Die optische Überfrachtung ist der augenscheinlichste Ausdruck dessen, was sich bisweilen auch im Spiel selber niederschlägt: das Pendel schwingt zwischen ganz gross und riesengross hin und her. Das Gespür für die Zwischentöne geht Arcade Fire neben dem audiovisuellen Bombast verloren. Kaum wird einer der ruhigeren Songs angespielt (die im auf Festivals ausgerichteten Set ohnehin rar sind), sackt das Energielevel ab, die Emotionen verfliegen. Gerade solche Songs aber und der gekonnte Wechsel zu den grossformatigen Hymnen könnten eine Band wie Arcade Fire in ihrer vollen Grösse zeigen.

Vielleicht ist es der Fluch jeder grossen Band, dass ihr die Musik alleine irgendwann nicht mehr reicht.

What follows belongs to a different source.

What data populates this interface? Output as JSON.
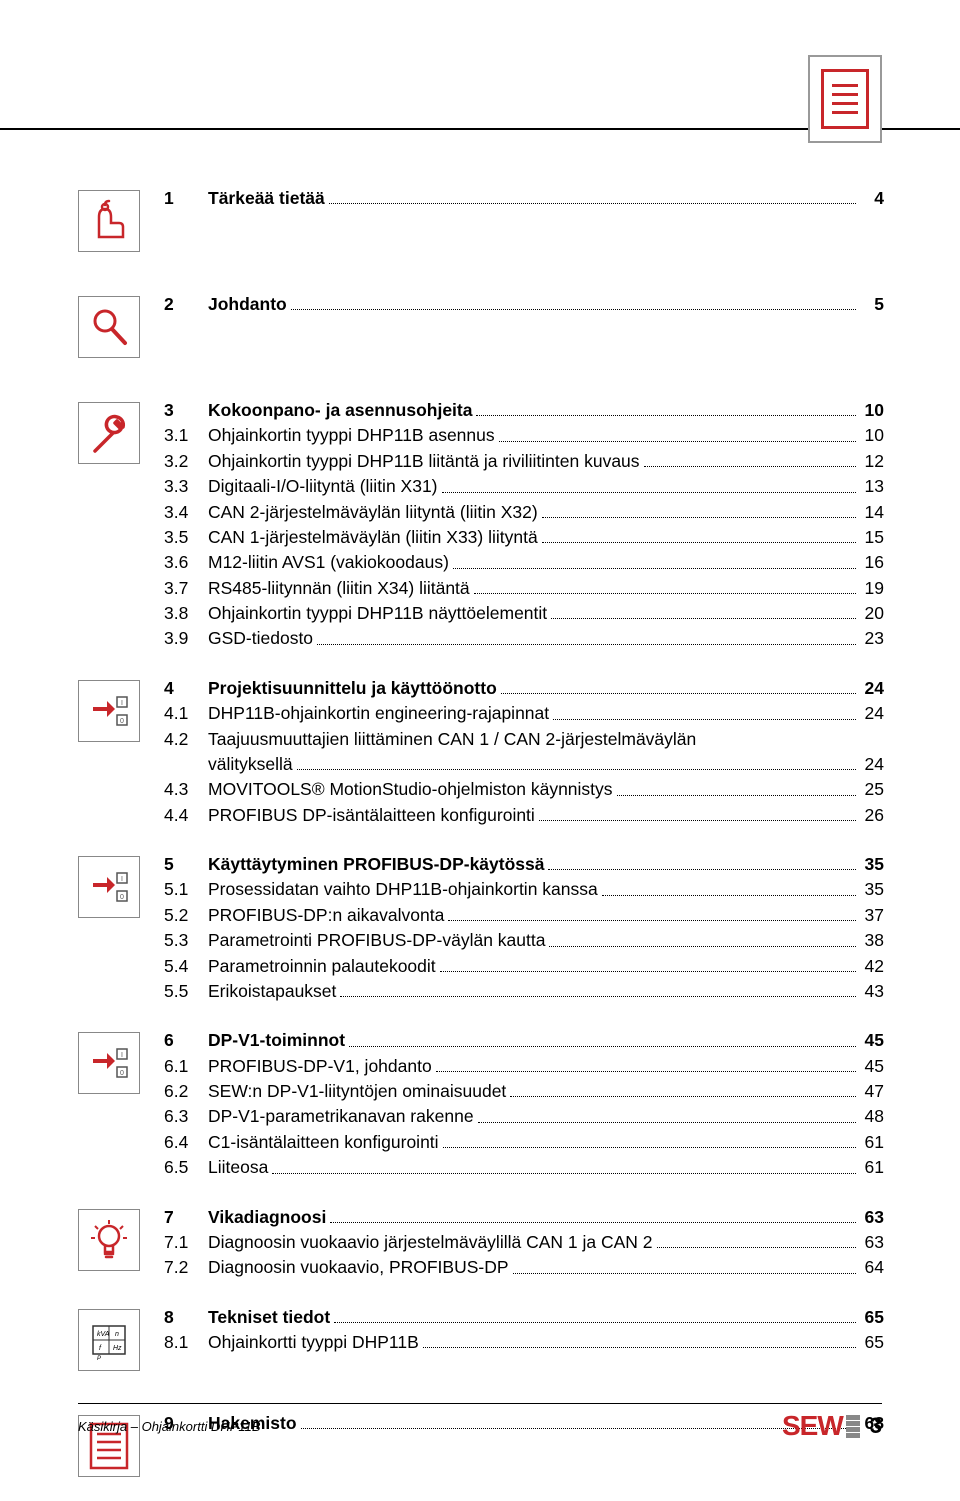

Wenn wir Glück haben, ist es bei Arcade Fire das Entwicklungsfieber hin zur noch besseren Liveband. Ihren Sound auf Stadiongrösse ausgedehnt haben Arcade Fire erfolgreich und scheinbar mühelos. Die nächste Herausforderung besteht nun darin, auch in diesem Format Momente der Intimität herstellen zu können.